Al principio, ella intentó incluirme
en sus planes y llevarme a ver otros lugares para vivir, pero siempre me negué a acompañarla y acabó encontrando sola el tres
ambientes sobre avenida Libertador. Lo señó confiando en que pronto aparecería
un comprador para nuestro departamento y esperó a que me resignara a irme con
ella. Esa noche, ni bien me comunicó la noticia, estalló un caño de agua de la cocina que ella tanto
adoraba. Recuerdo que, mientras limpiábamos aquel desastre, comencé a percibir cómo se le notaba el
embarazo. Tal vez este debió ser un momento lleno de ternura, pero sus quejas y
mi malhumor me impidieron pronunciar siquiera una palabra cariñosa para ella.

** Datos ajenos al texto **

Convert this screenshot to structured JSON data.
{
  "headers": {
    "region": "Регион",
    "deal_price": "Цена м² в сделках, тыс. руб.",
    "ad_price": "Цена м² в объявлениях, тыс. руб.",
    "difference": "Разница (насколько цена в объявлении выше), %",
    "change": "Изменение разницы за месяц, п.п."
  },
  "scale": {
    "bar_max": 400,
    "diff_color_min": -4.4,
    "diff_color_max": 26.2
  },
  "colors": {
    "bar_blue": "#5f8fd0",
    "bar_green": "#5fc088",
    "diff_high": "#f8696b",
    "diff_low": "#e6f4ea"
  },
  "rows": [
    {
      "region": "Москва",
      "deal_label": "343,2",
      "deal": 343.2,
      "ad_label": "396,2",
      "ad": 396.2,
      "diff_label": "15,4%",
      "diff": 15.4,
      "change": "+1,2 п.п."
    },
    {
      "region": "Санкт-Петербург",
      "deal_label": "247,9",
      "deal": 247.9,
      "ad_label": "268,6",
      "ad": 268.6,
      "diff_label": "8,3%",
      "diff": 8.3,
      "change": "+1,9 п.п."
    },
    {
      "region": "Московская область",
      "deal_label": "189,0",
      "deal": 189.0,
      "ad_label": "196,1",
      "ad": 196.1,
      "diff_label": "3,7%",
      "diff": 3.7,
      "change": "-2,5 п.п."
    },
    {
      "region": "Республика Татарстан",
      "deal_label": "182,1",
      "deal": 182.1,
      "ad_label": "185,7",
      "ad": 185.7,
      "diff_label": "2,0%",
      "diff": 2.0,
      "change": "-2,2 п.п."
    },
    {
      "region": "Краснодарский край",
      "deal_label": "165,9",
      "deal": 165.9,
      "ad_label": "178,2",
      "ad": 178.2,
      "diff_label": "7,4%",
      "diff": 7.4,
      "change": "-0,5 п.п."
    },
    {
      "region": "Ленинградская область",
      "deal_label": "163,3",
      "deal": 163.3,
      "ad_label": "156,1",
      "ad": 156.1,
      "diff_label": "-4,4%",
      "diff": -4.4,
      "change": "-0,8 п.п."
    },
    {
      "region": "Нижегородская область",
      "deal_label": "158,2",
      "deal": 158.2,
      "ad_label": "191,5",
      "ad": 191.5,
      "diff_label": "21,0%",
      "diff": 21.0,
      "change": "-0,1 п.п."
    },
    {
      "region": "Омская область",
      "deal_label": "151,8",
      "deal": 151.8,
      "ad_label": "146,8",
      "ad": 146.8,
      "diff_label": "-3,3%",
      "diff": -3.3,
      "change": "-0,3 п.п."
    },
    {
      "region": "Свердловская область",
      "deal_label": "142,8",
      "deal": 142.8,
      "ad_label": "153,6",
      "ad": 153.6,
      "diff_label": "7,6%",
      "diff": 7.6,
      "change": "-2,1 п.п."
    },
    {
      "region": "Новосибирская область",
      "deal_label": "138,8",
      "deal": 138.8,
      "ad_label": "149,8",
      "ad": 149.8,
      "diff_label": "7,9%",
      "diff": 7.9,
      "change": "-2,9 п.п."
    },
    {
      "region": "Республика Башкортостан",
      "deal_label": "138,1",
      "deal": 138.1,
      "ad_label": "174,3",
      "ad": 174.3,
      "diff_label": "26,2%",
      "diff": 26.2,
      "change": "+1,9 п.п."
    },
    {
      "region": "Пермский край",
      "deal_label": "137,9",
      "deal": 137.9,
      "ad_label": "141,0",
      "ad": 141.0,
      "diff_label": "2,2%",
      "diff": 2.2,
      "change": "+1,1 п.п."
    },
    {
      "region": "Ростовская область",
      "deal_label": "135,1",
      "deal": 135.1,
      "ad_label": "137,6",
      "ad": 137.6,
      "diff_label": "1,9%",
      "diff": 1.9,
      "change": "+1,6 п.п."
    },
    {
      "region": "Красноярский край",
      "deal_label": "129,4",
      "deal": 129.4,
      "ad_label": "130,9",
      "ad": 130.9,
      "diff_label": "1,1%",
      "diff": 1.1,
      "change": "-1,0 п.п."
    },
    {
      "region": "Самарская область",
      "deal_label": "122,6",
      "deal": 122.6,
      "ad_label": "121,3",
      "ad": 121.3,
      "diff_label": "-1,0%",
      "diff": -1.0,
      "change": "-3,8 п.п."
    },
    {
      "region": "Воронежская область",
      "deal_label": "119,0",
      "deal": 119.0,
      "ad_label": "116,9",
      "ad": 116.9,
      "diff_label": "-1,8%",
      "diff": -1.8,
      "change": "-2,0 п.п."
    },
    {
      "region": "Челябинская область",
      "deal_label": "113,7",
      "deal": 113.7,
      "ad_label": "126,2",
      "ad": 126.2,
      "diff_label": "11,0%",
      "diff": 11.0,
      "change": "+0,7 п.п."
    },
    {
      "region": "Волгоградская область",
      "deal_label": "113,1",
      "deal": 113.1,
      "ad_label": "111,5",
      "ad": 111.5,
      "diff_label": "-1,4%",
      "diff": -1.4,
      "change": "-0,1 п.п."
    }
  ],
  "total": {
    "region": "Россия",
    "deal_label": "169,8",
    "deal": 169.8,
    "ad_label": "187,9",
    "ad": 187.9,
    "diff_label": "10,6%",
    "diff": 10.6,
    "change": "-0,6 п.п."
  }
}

Mientras tanto, los meses pasaban y la
gente nos felicitaba y regalaba juguetes para alguien que no había nacido o
muebles para el hogar que aún no habitábamos. Mis compañeros de trabajo me sugirieron que
documentara cada imagen del embarazo y por eso intenté tomar imágenes y videos en cada momento
oportuno. Debo admitir que no eran muchos, porque con Mariana discutíamos cada vez más por pequeñas cosas que derivaban en
la mudanza que yo no quería llevar a cabo. Lo cierto es que el embarazo le
había causado una aversión a nuestro departamento. Ella se angustió de manera
exagerada cuando tuvimos que cambiar toda la instalación eléctrica para poder usar las estufas
durante aquel último invierno que pasamos los dos allí, pero lo peor fue cuando
se cayó un pedazo de pared del comedor y el impacto, sumado al polvillo,
arruinó la mayoría de sus pinturas: Tenemos que irnos de
este lugar como sea.
Procuré tranquilizarla. No era para tanto, el
otro departamento no estaba habitable todavía, menos para una mujer embarazada,
y el nuestro podía arreglarse para que siguiéramos allí cuanto quisiéramos –quizás por todos aquellos
problemas aún no tenía un comprador, a pesar de estar a metros de la mejor
plaza de la ciudad−. No es verdad, ahora se arruinaron
los zócalos; además, el nuevo no está listo porque vos nunca me ayudás a
arreglarlo, me reprochó, lo que derivó en otra de nuestras tantas peleas diarias.
Debo admitir que yo sólo había ido dos veces a verlo, y siempre había
encontrado algo que me desagradara. No me hice cargo de ningún trámite y
Mariana, en el apuro por irse, se había ocupado de algunas reparaciones.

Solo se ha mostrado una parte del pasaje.